The ambient temperature (outside the car) was 37 degrees Celsius, but after only 20 minutes the temperature inside the car rose to 47 degrees. Because infants’ and toddlers’ (and pets’) bodies are small, their body temperature is liable to rise quickly, even if a window is left slightly open.
According to Beterem, the national center for child safety and health, between 2008 and the end of the summer last year, 13 young children died in the same circumstances, while dozens of others were left by parents or caregivers but resuscitated. Beterem director Orly Silbinger said that leaving a child under the age of six in a vehicle without supervision is a criminal offense for which violators may get a prison sentence.
UH president Eli Beer – whose medics were the first on the scene, followed by Magen David Adom ambulance personnel – said he will immediately print 50,000 more stickers in various languages to be affixed to the inside of car doors below the window that show a toddler in a car and state: “Don’t leave me in the car – not for even a second!” As the driver views the sticker every time he enters and leaves the vehicle – and while traveling – and does not intend to kill his child, the simple idea has had a positive effect. None of the fatalities involved a vehicle with a sticker on the inside door.

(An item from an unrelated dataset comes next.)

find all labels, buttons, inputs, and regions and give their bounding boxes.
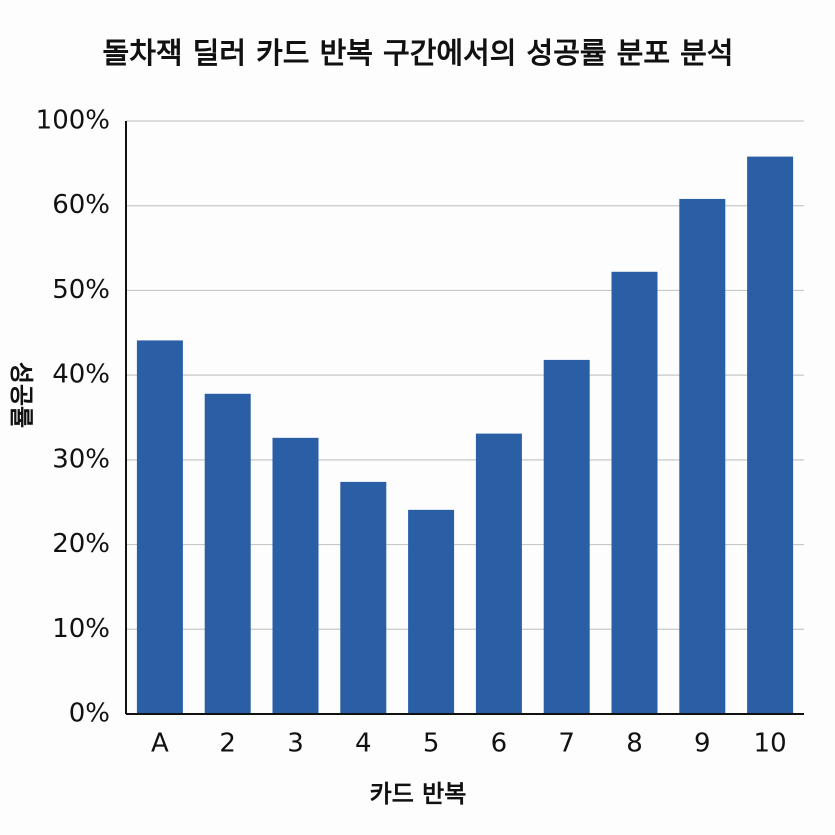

Beer said that after hearing the idea from The Jerusalem Post five years ago, he has distributed over 500,000 stickers in Hebrew, English, Arabic, Amharic, Yiddish and other languages, with sponsorship by the Harel insurance company.

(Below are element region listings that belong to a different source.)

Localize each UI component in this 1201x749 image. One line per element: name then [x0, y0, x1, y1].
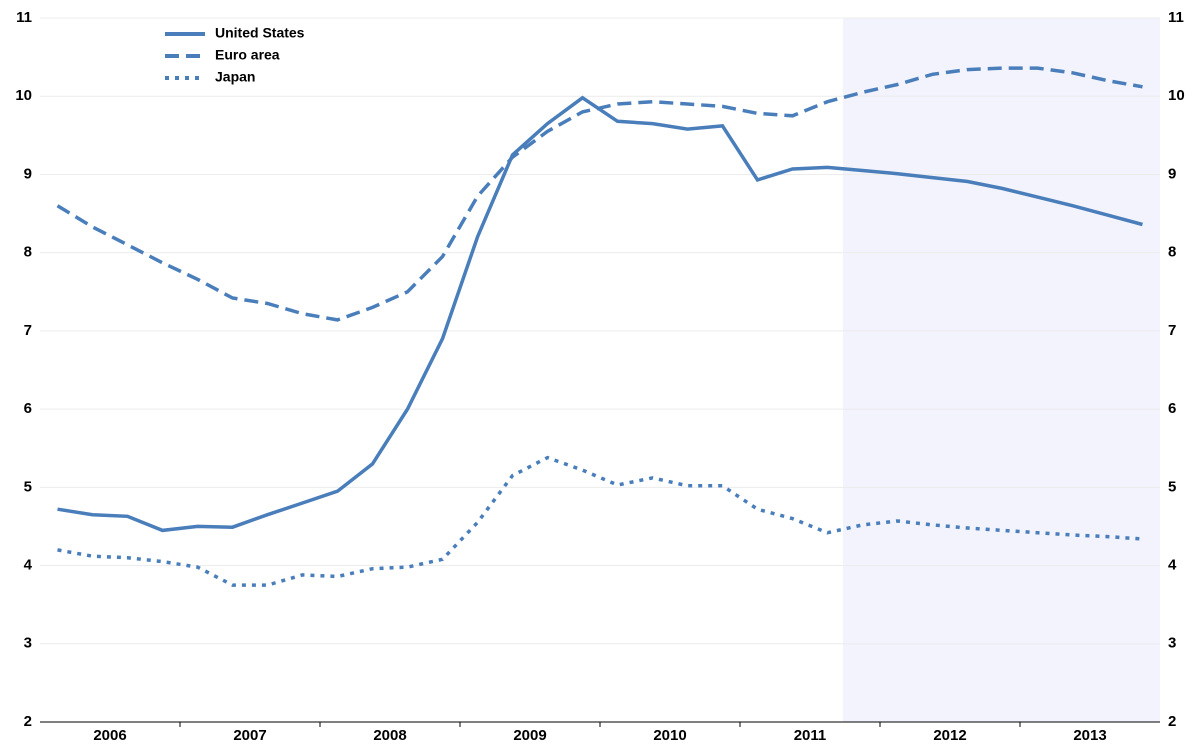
y-tick-label: 9 [24, 165, 32, 182]
legend-label: Japan [215, 69, 255, 85]
y-tick-label: 11 [16, 9, 32, 26]
y2-tick-label: 4 [1168, 557, 1177, 574]
x-tick-label: 2010 [653, 727, 686, 744]
x-tick-label: 2012 [933, 727, 966, 744]
x-tick-label: 2009 [513, 727, 546, 744]
legend-label: United States [215, 25, 305, 41]
y2-tick-label: 8 [1168, 244, 1176, 261]
y2-tick-label: 9 [1168, 165, 1176, 182]
x-tick-label: 2013 [1073, 727, 1106, 744]
y2-tick-label: 6 [1168, 400, 1176, 417]
y-tick-label: 7 [24, 322, 32, 339]
y-tick-label: 3 [24, 635, 32, 652]
legend-label: Euro area [215, 47, 280, 63]
y-tick-label: 4 [24, 557, 33, 574]
y-tick-label: 10 [15, 87, 32, 104]
y2-tick-label: 3 [1168, 635, 1176, 652]
y2-tick-label: 5 [1168, 478, 1176, 495]
y2-tick-label: 11 [1168, 9, 1184, 26]
series-line [56, 66, 1143, 322]
y-tick-label: 2 [24, 713, 32, 730]
y2-tick-label: 7 [1168, 322, 1176, 339]
y2-tick-label: 2 [1168, 713, 1176, 730]
x-tick-label: 2007 [233, 727, 266, 744]
x-tick-label: 2011 [794, 727, 827, 744]
y2-tick-label: 10 [1168, 87, 1185, 104]
y-tick-label: 8 [24, 244, 32, 261]
x-tick-label: 2008 [373, 727, 406, 744]
y-tick-label: 6 [24, 400, 32, 417]
projection-shade [843, 18, 1160, 722]
y-tick-label: 5 [24, 478, 32, 495]
x-tick-label: 2006 [93, 727, 126, 744]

He hopes he will get sponsorship again this year and have the stickers handed out at petrol stations around the country.
The original idea was to require all cars to bear such stickers in relevant languages as a condition for owners renewing their annual vehicle licenses.
“We are doing our best to prevent this tragedy from happening again and are committed to work until a year when no baby will die such a tragic death,” Beer said in a call to the Post during a working visit to Turkey.
Although Health Minister Yael German endorsed the idea with enthusiasm, and four deaths of young children left in vehicles raised a furor around the country last summer, the ministry has taken no action to prevent more tragedies.
Pnina Shalev, the personal spokeswoman of the minister, said she would inform German of the Beit Hagai tragedy but did not comment further.